Georg Simmel (*1858 Berlin, 1918 Straßburg) vertritt in seinem Aufsatz Der Konflikt der modernen Kultur die These, dass das geistige Leben aufgrund seines eigenen Wesens sich immer schon mit seinen eigenen Erzeugnissen im Widerspruch befindet.
Geistiges Leben als Lebensprozess, als unmittelbare, an sich formlose Energie, kann nur in Erscheinung treten, indem es sich in unterschiedlichen, wie Simmel es nennt, Formen ausdrückt. Diese Erzeugnisse haben jedoch die Eigenschaft, vom Zeitpunkt ihres Entstehens an eine gewisse Selbständigkeit von der seelischen Dynamik, die sie erschuf, zu besitzen.
Sie haben mit dem Prozesshaften und Ruhelosen des Lebens nichts mehr zu tun. Stattdessen zeichnen sie sich durch einen Anspruch auf Dauerhaftigkeit aus. Während geistiges Leben immer in der Gegenwart strömt, hat Kultur als Gesamtheit der Ausdrucksformen eine Geschichte, deren Gegenstand der Wandel dieser Formen ist. Als tieferen Grund dafür, dass sich die Kulturformen wandeln, nimmt Simmel nun den oben angesprochen Widerspruch zwischen ihnen und dem Leben selbst an. Das Leben, das seinem Wesen nach unruhig ist, sich entwickeln und weiterströmen möchte, kämpft gegen seine Form gewordenen Ausdrücke an, die ihm als abgeschlossene nicht weiter folgen können und auf neue Ausdrucksformen der Zukunft einengend wirken. Das Leben sucht sich immer neue Formen und kämpft für sie und mit ihnen gegen die alten Formen an. Kultur wandelt sich.

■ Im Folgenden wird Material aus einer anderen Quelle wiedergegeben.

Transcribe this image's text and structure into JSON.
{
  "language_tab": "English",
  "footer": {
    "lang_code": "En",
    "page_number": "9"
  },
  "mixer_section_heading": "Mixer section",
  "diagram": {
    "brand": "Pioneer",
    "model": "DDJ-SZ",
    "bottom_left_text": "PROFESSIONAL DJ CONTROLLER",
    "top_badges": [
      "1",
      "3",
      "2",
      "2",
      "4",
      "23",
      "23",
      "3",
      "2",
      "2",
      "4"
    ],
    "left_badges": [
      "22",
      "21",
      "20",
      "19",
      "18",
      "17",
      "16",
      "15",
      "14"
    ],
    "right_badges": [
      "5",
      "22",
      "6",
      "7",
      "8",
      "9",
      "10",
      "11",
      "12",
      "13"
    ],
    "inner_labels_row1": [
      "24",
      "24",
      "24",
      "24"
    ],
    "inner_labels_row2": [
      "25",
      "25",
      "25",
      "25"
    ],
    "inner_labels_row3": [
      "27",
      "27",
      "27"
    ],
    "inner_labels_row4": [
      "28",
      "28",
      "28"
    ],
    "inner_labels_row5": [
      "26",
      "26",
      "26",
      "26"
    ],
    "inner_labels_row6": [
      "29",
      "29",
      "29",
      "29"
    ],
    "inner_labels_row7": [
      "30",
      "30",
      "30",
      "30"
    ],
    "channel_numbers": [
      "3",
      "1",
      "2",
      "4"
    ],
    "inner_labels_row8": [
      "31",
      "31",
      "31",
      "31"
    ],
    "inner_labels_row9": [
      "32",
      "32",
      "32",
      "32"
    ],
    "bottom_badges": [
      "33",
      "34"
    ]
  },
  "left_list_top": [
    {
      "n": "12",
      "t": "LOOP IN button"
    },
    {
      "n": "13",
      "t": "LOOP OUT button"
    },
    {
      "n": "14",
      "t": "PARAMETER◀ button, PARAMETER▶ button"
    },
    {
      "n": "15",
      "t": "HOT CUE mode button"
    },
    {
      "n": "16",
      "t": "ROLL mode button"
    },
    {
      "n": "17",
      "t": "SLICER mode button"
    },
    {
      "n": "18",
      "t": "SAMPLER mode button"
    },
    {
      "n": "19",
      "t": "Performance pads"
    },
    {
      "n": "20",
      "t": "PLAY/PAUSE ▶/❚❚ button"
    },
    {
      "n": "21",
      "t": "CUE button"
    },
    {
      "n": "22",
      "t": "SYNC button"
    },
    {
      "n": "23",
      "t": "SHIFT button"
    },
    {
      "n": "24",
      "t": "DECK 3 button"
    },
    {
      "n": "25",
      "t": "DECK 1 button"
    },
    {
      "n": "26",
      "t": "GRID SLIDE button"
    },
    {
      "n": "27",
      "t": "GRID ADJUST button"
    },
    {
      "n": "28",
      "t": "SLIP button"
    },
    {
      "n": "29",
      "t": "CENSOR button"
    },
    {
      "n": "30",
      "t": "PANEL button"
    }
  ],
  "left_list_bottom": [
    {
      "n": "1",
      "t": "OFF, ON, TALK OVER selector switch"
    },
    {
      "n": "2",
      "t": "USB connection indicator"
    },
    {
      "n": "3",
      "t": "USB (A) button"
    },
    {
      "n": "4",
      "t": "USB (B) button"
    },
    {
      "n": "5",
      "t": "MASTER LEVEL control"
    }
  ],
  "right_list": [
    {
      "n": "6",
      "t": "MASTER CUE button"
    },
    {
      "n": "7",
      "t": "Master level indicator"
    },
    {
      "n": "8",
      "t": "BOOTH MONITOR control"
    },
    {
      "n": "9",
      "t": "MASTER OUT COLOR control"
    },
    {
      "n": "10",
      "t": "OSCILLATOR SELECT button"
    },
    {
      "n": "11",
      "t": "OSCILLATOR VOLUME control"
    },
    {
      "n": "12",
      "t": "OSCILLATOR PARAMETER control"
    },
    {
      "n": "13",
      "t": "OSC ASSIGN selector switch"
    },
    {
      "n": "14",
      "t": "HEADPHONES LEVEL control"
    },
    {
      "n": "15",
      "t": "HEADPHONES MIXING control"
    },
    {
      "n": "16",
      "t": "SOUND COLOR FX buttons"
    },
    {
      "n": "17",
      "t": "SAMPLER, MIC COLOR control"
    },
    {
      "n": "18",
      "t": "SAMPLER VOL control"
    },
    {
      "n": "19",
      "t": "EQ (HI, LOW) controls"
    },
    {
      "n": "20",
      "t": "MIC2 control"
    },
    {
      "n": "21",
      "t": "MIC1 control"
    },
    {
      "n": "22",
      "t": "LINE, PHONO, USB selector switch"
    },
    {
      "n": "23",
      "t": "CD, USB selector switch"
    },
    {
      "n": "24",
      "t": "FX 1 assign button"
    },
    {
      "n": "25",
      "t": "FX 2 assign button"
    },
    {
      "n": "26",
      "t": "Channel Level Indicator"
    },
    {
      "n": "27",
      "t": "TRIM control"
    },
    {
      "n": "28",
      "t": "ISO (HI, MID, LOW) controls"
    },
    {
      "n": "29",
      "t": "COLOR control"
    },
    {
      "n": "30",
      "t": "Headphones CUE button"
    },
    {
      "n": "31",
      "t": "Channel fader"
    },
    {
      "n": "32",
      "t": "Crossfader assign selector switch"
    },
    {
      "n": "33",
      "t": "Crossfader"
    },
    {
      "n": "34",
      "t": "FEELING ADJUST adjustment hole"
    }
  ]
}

Als ganz neues Phänomen seiner Epoche (im Übergang zum 20. Jahrhundert) beschreibt Simmel die Zuspitzung des alten, unlösbaren Konflikts bis zu dem Maße, dass das Leben versucht das Prinzip des nur mittelbaren Ausdrucks in einer Form überhaupt zu überkommen. Es kämpft gegen alte Kulturformen, ohne neue einsetzen zu wollen.
Dies kann zwar zu einer größeren Vielfalt und Freiheit der Formen führen, aber nie bis zur vollen Unmittelbarkeit gelingen. Das Leben bleibt letztlich an sein Wesen gebunden, das im Erscheinen in Formen liegt.
Georg Simmel: Der Konflikt der modernen Kultur in: Ralf Konersmann (Hrsg.): Kulturkritik. Reflexionen in der veränderten Welt, Leipzig 2001, S.95-114
Ist es richtig, wenn die Essenz der Simmelschen Diagnose damit beschrieben werden kann, dass in der modernen Kultur das Leben nach dem unmittelbaren Ausdruck seiner selbst sucht? Es durcheilt alle Formen, reißt sie nieder, erstellt neue, ephemere Formen, die schon den Keim des Untergangs in sich tragen.
Diese Zuspitzung scheint mir noch stärker auch in unserer Zeit spürbar zu sein. Um eine andere Entgegensetzung anzubringen: Die Menschen suchen den Augenblick zu genießen anstatt ihr Leben als Idee zu verstehen.